Public Yandex Maps review
This is a translate of article by Ilya Zverev, evangelist of OMS Russia
Yesterday, the Public Yandex Maps turned five years old. In honour of the holiday service interface has been radically changed (Also, service lost most user data).
The beta version of the new Yandex Maps was shown in the autumn of 2013. It is unusual, but modern and unexpectedly easy to learn. Just like the others: instead of the sidebar — a bunch of buttons and search field put on the full-screen map. Yesterday, the beta version replaced the main. Our user paid attention to a similar change in the design of the Public Yandex Maps (PYM), and another user positively compared the speed of his work with iD. Great gift, cheers. But why do they write in the Yandex blog “the PYM itself becomes a Yandex Maps Editor”, and why do users howl? The point is the new data model and global import.
The new data model looks serious. Firstly, there is nothing extra in it: no additional fields (like stars for hotels), a minimum of different types. And the interface does not provide for excesses. The problem of multiple addresses is interestingly solved: now only address points. Secondly, the focus shifted to geometry. It turned out very cool, and in a way that I continuously advise to do for OSM: everything in a relationship. That is, the Yandex with an audience of tens of millions is doing what every one of our editors fears: comfortable editing relationships on every object. All polygons are multi-polygons, and all lines are multi-lines. For example, the streets. Virtual characteristics, like titles, on the relation, pieces with coverings and statuses — on geometry. Pavel Guschin wrote excellently about multi-polygons editing. That is brilliant, and in OSM it was done about a hundred years ago, but we don’t use this, because we are nerds and we are afraid of relationships.
The editor, by the way, is an unbearable pleasure to use. It is fast like no one in the Mapbox dreamed of; all the elements are quite large (except for the POI on the map, but they will be probably repaired), the spots are set and moved as if there is nothing in the DOM. The animated panels drop out, the service buttons (like turning off the extra layers) pretend that they are not there, and all the attention is focused on editing the map. Of course, new data sources, like tracks, did not appear, but everything that was in the old PYM became a thousand times easier and clearer.
The new editor is no longer PYM, this is the Yandex Map editor. Like Like the one that Google has. This is the data that is shown on the main maps. Moderation, of course, has become tougher: no auto-confirmation after three days, admins check every change. As Google does, it is no longer an editor, but an advanced system of reporting inaccuracies — with the difference that Google hired Indians for checking changes, and for five years, Yandex has been accumulated its army of loyal moderators who can understand even complex changes. Service solves a full pool of tasks: route laying (there is an editor of turn restrictions), and even traffic jams and traffic light. That is, the task to which everyone is afraid to approach in the OSM — traffic jams on a daily edited graph, is solved here so that no one even had surprised.
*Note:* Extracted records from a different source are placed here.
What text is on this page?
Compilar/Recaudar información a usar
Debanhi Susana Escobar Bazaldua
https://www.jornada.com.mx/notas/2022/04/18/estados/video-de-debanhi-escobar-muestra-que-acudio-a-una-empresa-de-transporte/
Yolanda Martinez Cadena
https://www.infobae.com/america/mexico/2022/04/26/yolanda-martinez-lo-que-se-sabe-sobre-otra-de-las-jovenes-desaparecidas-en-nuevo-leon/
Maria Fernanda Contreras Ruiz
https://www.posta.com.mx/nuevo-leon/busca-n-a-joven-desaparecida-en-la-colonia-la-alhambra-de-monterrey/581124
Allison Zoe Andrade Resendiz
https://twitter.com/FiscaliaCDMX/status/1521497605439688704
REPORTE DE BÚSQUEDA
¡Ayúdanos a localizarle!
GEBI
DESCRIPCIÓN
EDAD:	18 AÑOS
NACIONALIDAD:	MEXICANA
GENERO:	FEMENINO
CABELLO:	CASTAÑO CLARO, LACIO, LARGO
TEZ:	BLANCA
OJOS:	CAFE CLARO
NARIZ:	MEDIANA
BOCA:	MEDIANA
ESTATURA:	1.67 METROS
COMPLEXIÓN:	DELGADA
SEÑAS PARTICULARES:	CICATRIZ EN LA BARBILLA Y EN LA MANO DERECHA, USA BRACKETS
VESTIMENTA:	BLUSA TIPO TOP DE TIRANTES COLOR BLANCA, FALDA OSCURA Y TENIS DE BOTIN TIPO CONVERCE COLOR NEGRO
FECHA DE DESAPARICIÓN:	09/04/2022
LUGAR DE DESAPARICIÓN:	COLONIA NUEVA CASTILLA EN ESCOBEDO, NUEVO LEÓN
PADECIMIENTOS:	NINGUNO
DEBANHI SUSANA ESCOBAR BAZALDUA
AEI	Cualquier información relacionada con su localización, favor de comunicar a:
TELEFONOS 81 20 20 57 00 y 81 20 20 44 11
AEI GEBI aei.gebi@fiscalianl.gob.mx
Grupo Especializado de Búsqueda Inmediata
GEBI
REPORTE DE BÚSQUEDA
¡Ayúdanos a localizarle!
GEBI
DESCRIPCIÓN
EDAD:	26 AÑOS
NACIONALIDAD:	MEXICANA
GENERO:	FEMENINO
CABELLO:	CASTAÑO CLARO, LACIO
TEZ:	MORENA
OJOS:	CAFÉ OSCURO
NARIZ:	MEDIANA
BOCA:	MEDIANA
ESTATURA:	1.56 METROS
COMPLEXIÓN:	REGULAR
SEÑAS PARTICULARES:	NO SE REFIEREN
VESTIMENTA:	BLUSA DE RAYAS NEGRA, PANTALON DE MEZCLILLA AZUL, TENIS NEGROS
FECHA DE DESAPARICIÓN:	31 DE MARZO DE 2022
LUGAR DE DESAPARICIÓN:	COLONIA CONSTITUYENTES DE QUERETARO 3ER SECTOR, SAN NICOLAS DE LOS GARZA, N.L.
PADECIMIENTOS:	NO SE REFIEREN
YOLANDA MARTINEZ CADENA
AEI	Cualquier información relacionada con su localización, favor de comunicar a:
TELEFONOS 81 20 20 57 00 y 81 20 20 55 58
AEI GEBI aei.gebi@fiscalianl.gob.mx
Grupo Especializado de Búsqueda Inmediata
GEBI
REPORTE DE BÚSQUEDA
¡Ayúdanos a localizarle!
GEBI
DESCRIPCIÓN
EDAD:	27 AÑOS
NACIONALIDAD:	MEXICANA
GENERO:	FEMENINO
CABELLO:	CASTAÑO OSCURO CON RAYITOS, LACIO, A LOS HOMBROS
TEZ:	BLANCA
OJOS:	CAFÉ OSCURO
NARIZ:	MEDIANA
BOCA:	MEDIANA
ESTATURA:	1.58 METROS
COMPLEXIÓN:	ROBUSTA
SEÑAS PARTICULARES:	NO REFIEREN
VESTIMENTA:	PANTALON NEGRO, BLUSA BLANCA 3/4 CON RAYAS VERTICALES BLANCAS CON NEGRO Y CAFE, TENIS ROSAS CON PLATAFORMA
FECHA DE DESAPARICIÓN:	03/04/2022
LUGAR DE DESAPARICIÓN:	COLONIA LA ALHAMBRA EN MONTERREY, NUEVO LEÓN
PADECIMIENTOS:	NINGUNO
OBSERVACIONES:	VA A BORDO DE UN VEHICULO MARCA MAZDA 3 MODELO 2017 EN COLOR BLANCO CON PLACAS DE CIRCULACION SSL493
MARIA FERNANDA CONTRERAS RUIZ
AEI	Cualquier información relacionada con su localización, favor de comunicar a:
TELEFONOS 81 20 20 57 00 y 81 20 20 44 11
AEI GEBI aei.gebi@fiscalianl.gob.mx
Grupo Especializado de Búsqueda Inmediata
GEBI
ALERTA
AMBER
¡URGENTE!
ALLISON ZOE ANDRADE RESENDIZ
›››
New Yandex maps will make it very difficult to attract new members to edit OpenStreetMap. If it were not for the well-known clause in their agreement, about using data only through the Yandex API, it would be impossible to explain the expediency of participation in our project. And now — well, who does it matter, whose is this data, if everyone uses Yandex, and only three nerd programmers use OSM?
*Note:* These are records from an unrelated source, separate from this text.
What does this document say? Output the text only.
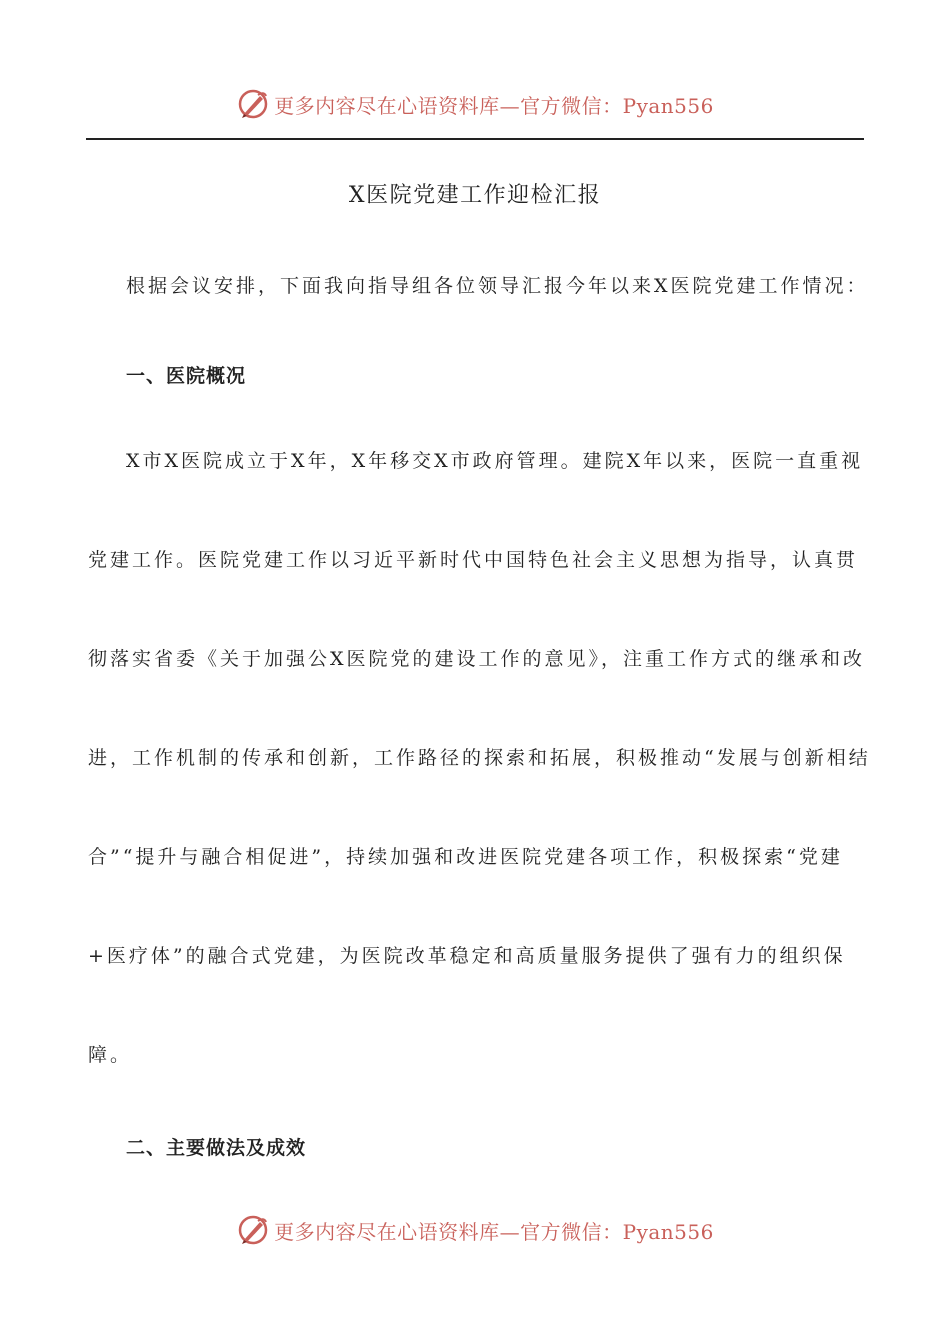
更多内容尽在心语资料库—官方微信：Pyan556
X医院党建工作迎检汇报

根据会议安排，下面我向指导组各位领导汇报今年以来X医院党建工作情况：

一、医院概况

X市X医院成立于X年，X年移交X市政府管理。建院X年以来，医院一直重视党建工作。医院党建工作以习近平新时代中国特色社会主义思想为指导，认真贯彻落实省委《关于加强公X医院党的建设工作的意见》，注重工作方式的继承和改进，工作机制的传承和创新，工作路径的探索和拓展，积极推动“发展与创新相结合”“提升与融合相促进”，持续加强和改进医院党建各项工作，积极探索“党建+医疗体”的融合式党建，为医院改革稳定和高质量服务提供了强有力的组织保障。

二、主要做法及成效
更多内容尽在心语资料库—官方微信：Pyan556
Yandex Maps are separated from global dominance only by the translation of the interface into all languages (and the infrastructure for multilingual names already exists) and the absence of a mobile editor. When it happens — the project will win the Google Maps and become a headache for the entire OSM community, and not only for its Russian-speaking part. With the current OSM management, we can neither improve the data model nor make an exceptional editor. The only thing we are greater at is the community. Yandex fails over and over again with the community, believing that if these users go — others will come. Unfortunately, this approach works. But sometimes I want OpenStreetMap to show its superiority not potentially fifty years later, but right now.